Читать онлайн книгу Toutes les Oeuvres Majeures de Léon Tolstoï - León Tolstoi страница 39
La mère était une femme de quarante-cinq ans, avec un type oriental, un visage amaigri, et visiblement épuisée par les douze enfants qu’elle avait donnés à son mari. La lenteur de ses mouvements et de son parler, qui provenait de sa faiblesse, lui donnait un air imposant qui inspirait le respect. La princesse Droubetzkoï était avec elle, et, comme elle faisait partie de la famille, elle aidait de son mieux à recevoir les visiteurs et à soutenir la conversation.
Les jeunes gens, qui ne se souciaient pas de prendre part à la réception, se tenaient dans des chambres intérieures. Le comte allait à la rencontre des arrivants, et en les reconduisant les engageait tous à dîner.
«Je vous suis bien sincèrement obligé, mon cher, ou ma chère, disait-il indifféremment à chacun, aux inférieurs aussi bien qu’aux supérieurs. Merci pour celle dont nous célébrons la fête. Vous viendrez dîner sans faute, n’est-ce pas? Autrement, mon cher, vous m’offenseriez. Je vous supplie de venir avec toute votre famille, ma chère…» Il répétait exactement les mêmes paroles à tous les invités, et les accompagnait exactement de la même expression de figure, puis venait un serrement de main avec saluts réitérés. Après avoir reconduit les partants, il revenait auprès de ceux qui n’avaient pas encore fait leurs adieux, s’avançait à lui-même un fauteuil et, après avoir posé avec complaisance ses pieds à terre et ses mains sur ses genoux, il se balançait de droite et de gauche, émettant, en homme qui croit savoir vivre, des réflexions sur le temps, sur la santé, tantôt en russe, tantôt en français, bien qu’il parlât fort mal le français, mais toujours avec le même aplomb. Malgré sa fatigue, il se levait de nouveau pour reconduire les partants, comme un homme bien décidé à remplir ses devoirs jusqu’au bout, et renouvelait ses invitations, tout cela en ramenant sur son crâne chauve quelques cheveux gris et rares.
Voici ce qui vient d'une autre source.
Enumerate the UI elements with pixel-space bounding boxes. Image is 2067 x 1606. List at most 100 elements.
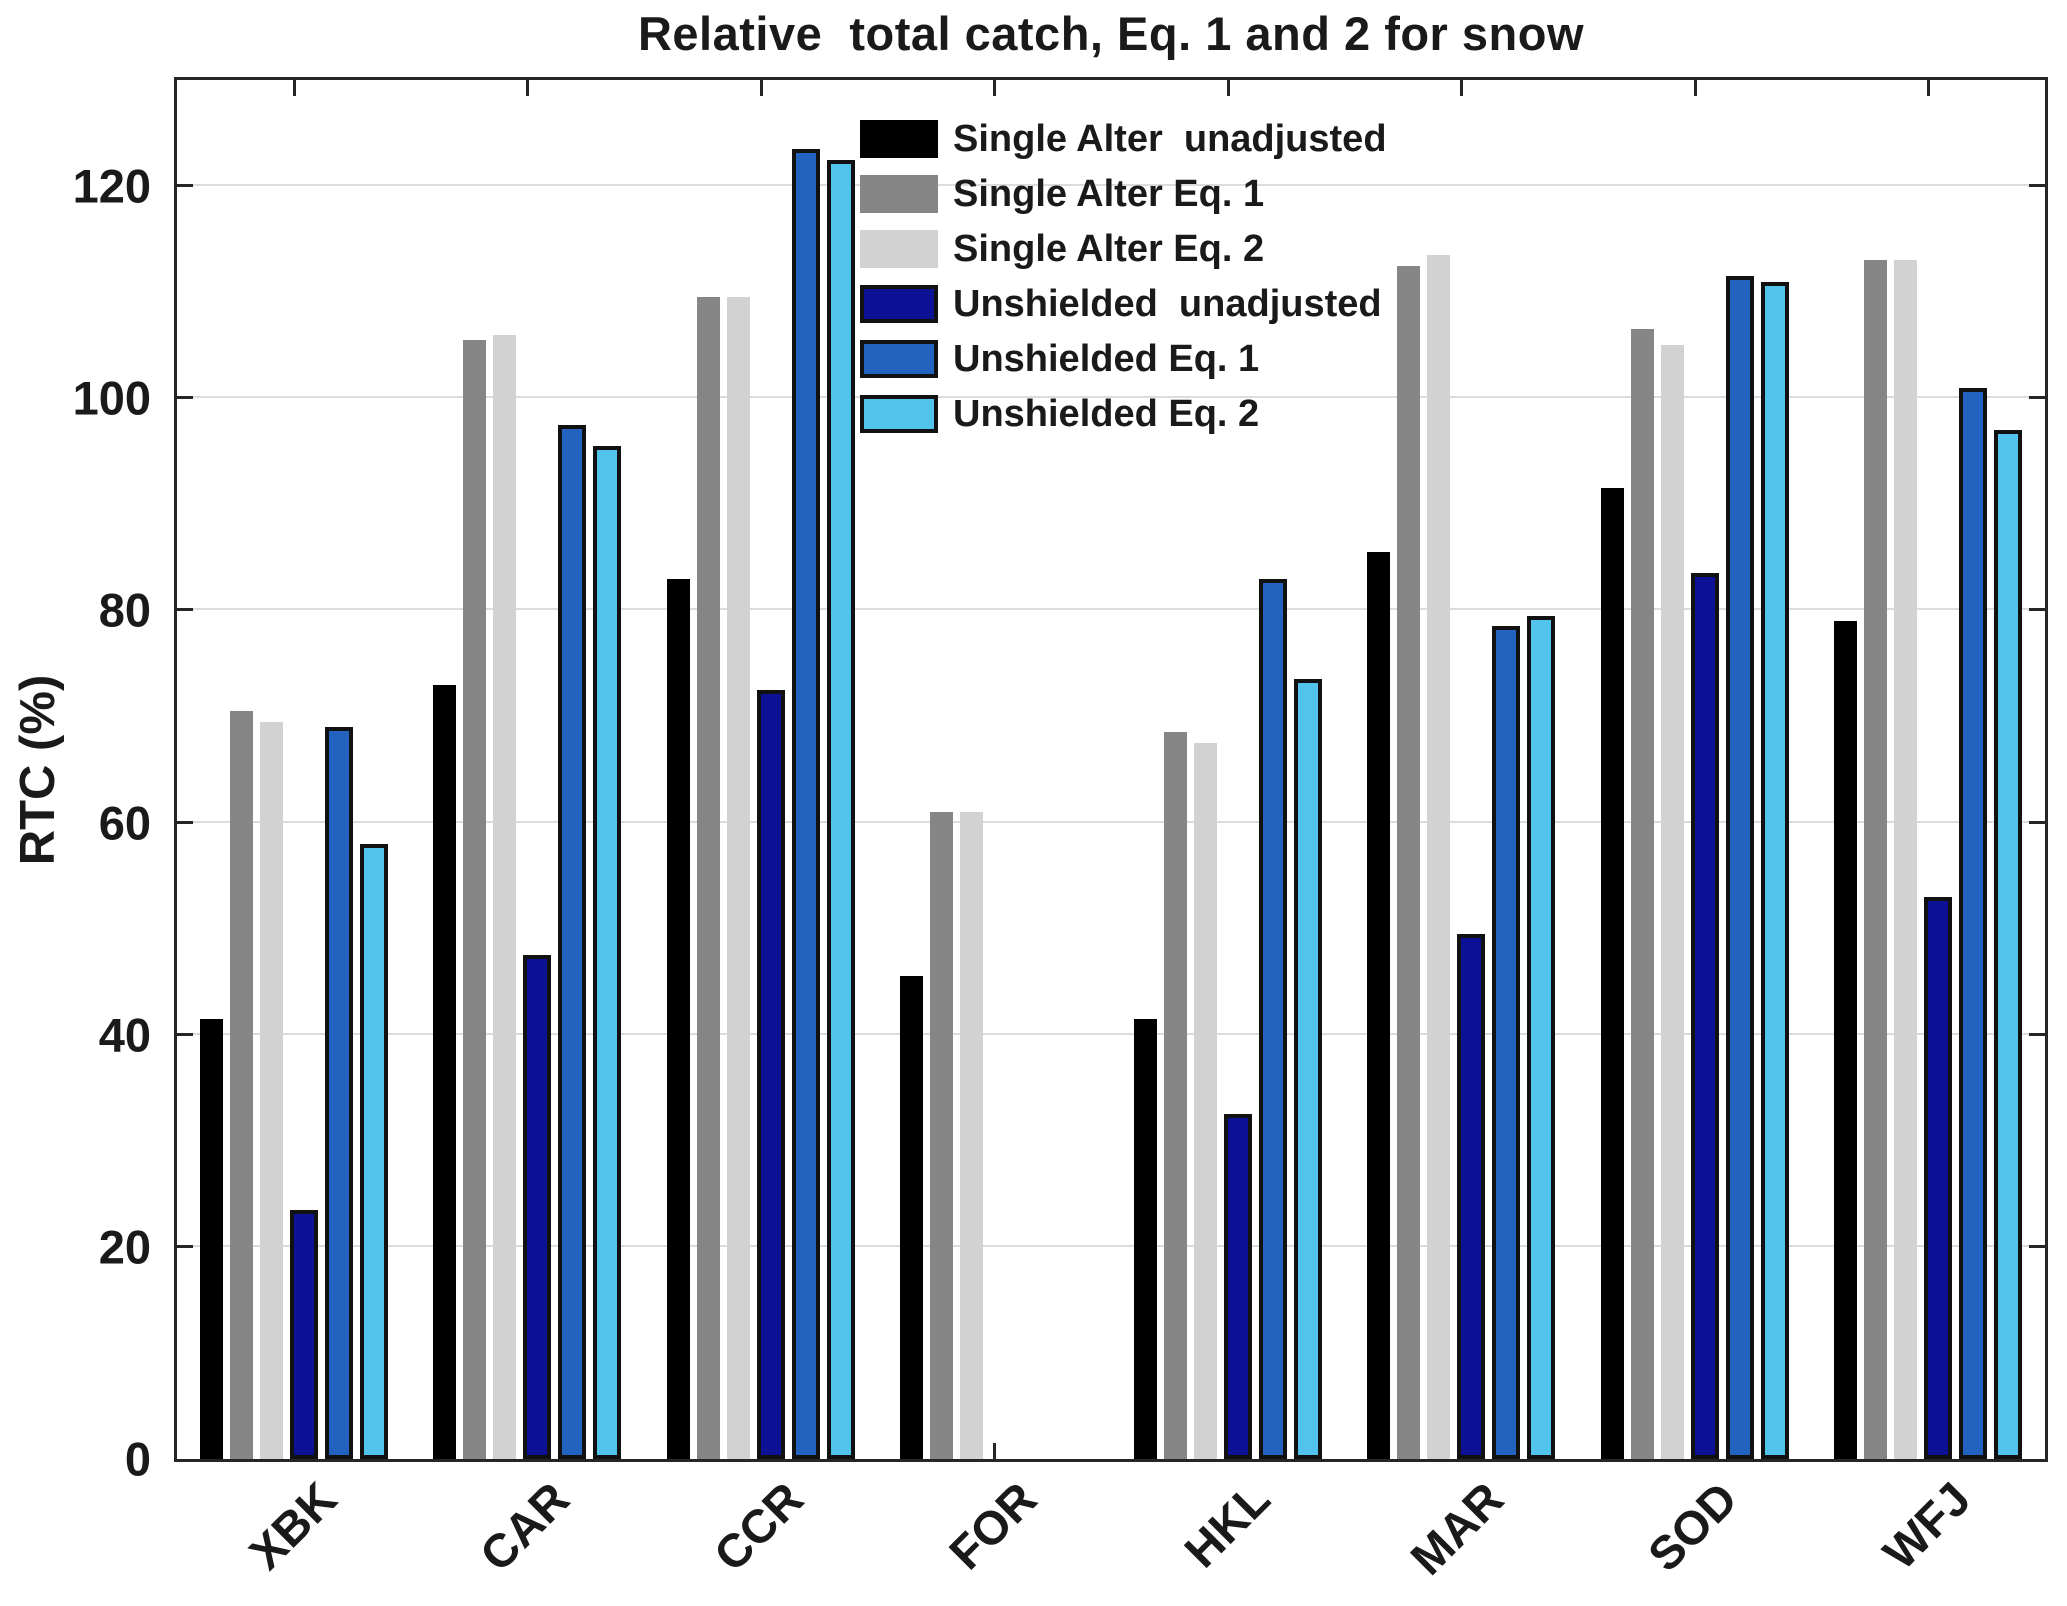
bar-ccr xyxy=(666,578,690,1459)
bar-for xyxy=(900,976,924,1459)
x-axis-tick-bottom xyxy=(993,1443,997,1459)
y-axis-tick-left xyxy=(177,1244,193,1248)
bar-ccr xyxy=(756,689,785,1459)
bar-car xyxy=(593,445,622,1459)
x-tick-label: CAR xyxy=(469,1471,580,1582)
bar-car xyxy=(523,955,552,1459)
chart-title: Relative total catch, Eq. 1 and 2 for sn… xyxy=(637,7,1585,60)
legend-swatch-icon xyxy=(860,340,938,378)
x-axis-tick-top xyxy=(526,80,530,96)
bar-car xyxy=(463,339,487,1459)
bar-mar xyxy=(1397,265,1421,1459)
y-axis-tick-left xyxy=(177,1032,193,1036)
bar-group-mar xyxy=(1345,80,1579,1459)
y-axis-tick-right xyxy=(2029,820,2045,824)
bar-wfj xyxy=(1994,430,2023,1459)
bar-wfj xyxy=(1959,387,1988,1459)
x-axis-tick-top xyxy=(1226,80,1230,96)
gridline xyxy=(177,396,2045,399)
bar-mar xyxy=(1457,933,1486,1459)
gridline xyxy=(177,1032,2045,1035)
y-tick-label: 120 xyxy=(72,159,151,213)
bar-sod xyxy=(1760,281,1789,1459)
y-axis-tick-right xyxy=(2029,396,2045,400)
bar-sod xyxy=(1725,276,1754,1459)
y-tick-label: 100 xyxy=(72,371,151,425)
legend-item: Unshielded unadjusted xyxy=(860,285,1387,323)
bar-mar xyxy=(1427,255,1451,1459)
legend-label: Single Alter Eq. 2 xyxy=(953,228,1265,270)
y-axis-tick-left xyxy=(177,184,193,188)
gridline xyxy=(177,1244,2045,1247)
bar-sod xyxy=(1690,573,1719,1459)
bar-xbk xyxy=(324,727,353,1459)
bar-ccr xyxy=(791,148,820,1459)
bar-group-hkl xyxy=(1111,80,1345,1459)
bar-hkl xyxy=(1293,679,1322,1459)
y-tick-label: 80 xyxy=(98,583,151,637)
x-tick-label: XBK xyxy=(238,1471,346,1580)
x-tick-label: MAR xyxy=(1400,1471,1514,1585)
bar-wfj xyxy=(1894,260,1918,1459)
bar-group-for xyxy=(878,80,1112,1459)
x-axis-tick-top xyxy=(993,80,997,96)
legend-item: Single Alter unadjusted xyxy=(860,120,1387,158)
bar-mar xyxy=(1367,552,1391,1459)
bar-sod xyxy=(1660,345,1684,1459)
bar-car xyxy=(558,424,587,1459)
y-axis-tick-right xyxy=(2029,1032,2045,1036)
legend-label: Unshielded unadjusted xyxy=(953,283,1382,325)
legend: Single Alter unadjusted Single Alter Eq. … xyxy=(860,120,1387,433)
bar-ccr xyxy=(826,159,855,1459)
bar-group-xbk xyxy=(177,80,411,1459)
bar-ccr xyxy=(696,297,720,1459)
bar-for xyxy=(930,811,954,1459)
bar-hkl xyxy=(1223,1114,1252,1459)
y-axis-tick-left xyxy=(177,396,193,400)
legend-swatch-icon xyxy=(860,175,938,213)
y-tick-label: 40 xyxy=(98,1008,151,1062)
plot-area: 0 20 40 60 80 100 120 XBK CAR CCR FOR HKL MAR SOD WFJ S… xyxy=(73,77,2048,1585)
legend-item: Unshielded Eq. 1 xyxy=(860,340,1387,378)
bar-xbk xyxy=(229,711,253,1459)
y-axis-tick-right xyxy=(2029,1244,2045,1248)
bar-sod xyxy=(1630,329,1654,1459)
bar-group-ccr xyxy=(644,80,878,1459)
bar-xbk xyxy=(199,1018,223,1459)
x-tick-label: HKL xyxy=(1174,1471,1280,1578)
x-tick-label: SOD xyxy=(1637,1471,1747,1582)
legend-label: Single Alter unadjusted xyxy=(953,118,1387,160)
bar-for xyxy=(960,811,984,1459)
bar-hkl xyxy=(1258,578,1287,1459)
gridline xyxy=(177,820,2045,823)
bar-mar xyxy=(1527,615,1556,1459)
legend-swatch-icon xyxy=(860,120,938,158)
bar-xbk xyxy=(359,843,388,1459)
legend-swatch-icon xyxy=(860,395,938,433)
bar-mar xyxy=(1492,626,1521,1459)
bar-sod xyxy=(1600,488,1624,1459)
x-axis-tick-top xyxy=(292,80,296,96)
legend-item: Unshielded Eq. 2 xyxy=(860,395,1387,433)
bar-car xyxy=(493,334,517,1459)
legend-item: Single Alter Eq. 1 xyxy=(860,175,1387,213)
y-axis-label: RTC (%) xyxy=(11,674,65,866)
bar-wfj xyxy=(1924,896,1953,1459)
x-tick-label: FOR xyxy=(938,1471,1047,1580)
bar-hkl xyxy=(1193,742,1217,1459)
y-tick-label: 20 xyxy=(98,1220,151,1274)
legend-label: Unshielded Eq. 2 xyxy=(953,393,1260,435)
y-tick-label: 0 xyxy=(124,1432,151,1486)
bar-xbk xyxy=(259,721,283,1459)
y-axis-tick-left xyxy=(177,608,193,612)
bar-hkl xyxy=(1133,1018,1157,1459)
y-axis-tick-right xyxy=(2029,184,2045,188)
gridline xyxy=(177,184,2045,187)
y-axis-tick-left xyxy=(177,820,193,824)
bar-group-wfj xyxy=(1812,80,2046,1459)
legend-label: Single Alter Eq. 1 xyxy=(953,173,1265,215)
bar-wfj xyxy=(1864,260,1888,1459)
bar-xbk xyxy=(289,1209,318,1459)
bar-group-sod xyxy=(1578,80,1812,1459)
legend-item: Single Alter Eq. 2 xyxy=(860,230,1387,268)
Parfois, en revenant, il traversait le vestibule et la serre et entrait dans une grande salle avec des murs de stuc, où l’on dressait les tables pour un dîner de quatre-vingts couverts. Après avoir regardé les domestiques qui portaient les porcelaines, l’argenterie, et déployaient les nappes damassées, il appelait un certain Dmitri Vassiliévitch, noble de naissance, qui dirigeait ses affaires, et lui disait:
«Écoute, Mitenka, tâche que tout soit bien; oui, c’est bien, c’est bien!…»
Et en examinant avec satisfaction une énorme table qui venait de recevoir une rallonge, il ajoutait:
«Le principal, c’est le service, c’est le service, entends-tu bien,» et là-dessus il rentrait enchanté dans le salon.
«Marie Lvovna Karaguine!» annonça d’une voix de basse le valet de pied de la comtesse en se montrant à la porte.
La comtesse réfléchit un instant, en savourant une prise de tabac qu’elle prenait dans une tabatière en or ornée du portrait de son mari.
«Dieu! Que ces visites m’ont exténuée! Allons, encore cette dernière… elle est si bégueule!… Priez-la de monter,» répondit-elle tristement au laquais, comme si elle voulait dire: «Oh! Celle-là va m’achever!»
Une dame, grande, forte, à l’air hautain, suivie d’une jeune fille au visage rond et souriant, entra au salon; elles étaient précédées toutes deux du frou-frou de leurs robes traînantes.
«Chère comtesse… il y a si longtemps… elle a été alitée, la pauvre enfant… au bal des Razoumosky et de la comtesse Apraxine… J’ai été si heureuse!»
Ces civilités à bâtons rompus se confondaient avec le frôlement des robes et le déplacement des chaises. Puis la conversation s’engageait tant bien que mal jusqu’au moment où, grâce à une première pause, on pouvait décemment se permettre de lever la séance, tout en faisant ses adieux, et, après avoir recommencé les: «Je suis bien charmée… la santé de maman… La comtesse Apraxine…» passer dans l’antichambre, mettre sa pelisse et son manteau et partir.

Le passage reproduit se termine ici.